Las de voir cette situation se détériorer davantage, les Volontaires pour la défense de la patrie (VDP) de la commune décident d’attaquer un quartier général des HANI, situé aux encablures du village de Tougouribouli, sans appui des Forces de défense et de sécurité (FDS), le lundi 21 juin 2021, à environ 20 km de la ville, nous fait comprendre le VDP, Say. « Nous sommes allés au front. Malheureusement, on a que des fusils de chasse avec un nombre inférieur à eux. On n’a pas pu tenir tête et le chef des VDP du quartier Salla est mort. Le reste a pris la poudre d’escampette, laissant près d’une soixantaine de motos sur place », confie-t-il. Pour lui, si les VDP étaient lourdement armés, la situation n’allait pas se dégrader ainsi. « On allait toujours faire des patrouilles, nous battre pour maintenir la sécurité dans les villages libérés. Mais on a l’impression que la province est délaissée. Sinon, on aurait au moins un détachement militaire ici. Comment lutter contre le terrorisme avec des fusils de chasse, sachant que l’adversaire est armé ? », se demande M. Say. A l’écouter, les VDP sont dans l’impasse et les jeunes qui ont rejoint la cause risquent d’abandonner la lutte à l’image de Salifou qui manifeste son désir de quitter la troupe.

« Quand j’ai appris l’appel au patriotisme, j’ai quitté la ville de Bobo-Dioulasso pour être membre des volontaires. Aujourd’hui, je regrette ma décision. A l’allure où vont les choses, je préfère aller faire fortune sur un site minier et prendre soin de ma famille. Non seulement, on n’est pas rémunéré mais notre vie est exposée chaque jour par manque d’équipements pour mener notre mission », confesse le jeune homme, déçu.

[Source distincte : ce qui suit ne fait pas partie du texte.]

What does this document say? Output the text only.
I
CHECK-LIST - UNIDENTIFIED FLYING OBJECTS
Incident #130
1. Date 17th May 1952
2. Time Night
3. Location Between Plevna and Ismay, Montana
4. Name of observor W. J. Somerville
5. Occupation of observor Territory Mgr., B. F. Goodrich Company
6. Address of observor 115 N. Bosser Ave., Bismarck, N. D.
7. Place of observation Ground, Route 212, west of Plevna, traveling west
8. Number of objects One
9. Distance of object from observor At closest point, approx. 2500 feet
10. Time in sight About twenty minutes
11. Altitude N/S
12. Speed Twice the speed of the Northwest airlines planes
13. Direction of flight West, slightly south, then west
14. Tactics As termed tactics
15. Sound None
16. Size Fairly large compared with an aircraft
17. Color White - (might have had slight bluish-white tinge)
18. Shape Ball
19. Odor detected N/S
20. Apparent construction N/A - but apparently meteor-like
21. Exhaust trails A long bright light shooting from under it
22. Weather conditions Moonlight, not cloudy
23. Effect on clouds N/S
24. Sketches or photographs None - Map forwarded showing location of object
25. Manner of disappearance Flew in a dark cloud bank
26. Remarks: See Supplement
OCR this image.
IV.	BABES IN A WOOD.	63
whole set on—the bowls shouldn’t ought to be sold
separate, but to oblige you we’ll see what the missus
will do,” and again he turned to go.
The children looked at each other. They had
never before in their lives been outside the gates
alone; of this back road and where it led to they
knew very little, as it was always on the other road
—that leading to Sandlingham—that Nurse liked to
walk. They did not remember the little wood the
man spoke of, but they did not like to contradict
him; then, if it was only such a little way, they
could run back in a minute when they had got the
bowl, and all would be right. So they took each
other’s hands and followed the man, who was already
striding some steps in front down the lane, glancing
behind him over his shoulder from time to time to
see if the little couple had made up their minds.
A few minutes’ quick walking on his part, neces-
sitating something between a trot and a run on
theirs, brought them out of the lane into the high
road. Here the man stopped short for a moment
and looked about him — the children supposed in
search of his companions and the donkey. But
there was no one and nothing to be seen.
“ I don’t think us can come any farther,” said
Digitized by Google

Face à la situation délétère, le Mouvement pour un Loroum libre et émergent est né. « Nous avons manifesté notre ras-le-bol, le 26 juin 2021 à la Place de la Nation parce qu’on sent que nous sommes abandonnés à nous-mêmes. Dans notre message, nous réclamons un détachement militaire, de l’équipement pour les VDP pour notre sécurité et des vivres pour les PDI », précise le président du Mouvement, Hamidou Yabao. Selon lui, la solution au terrorisme serait l’autonomisation et l’indépendance des VDP dans leurs actions. Il souhaite que ces auxiliaires de défense puissent agir librement sans se référer aux FDS.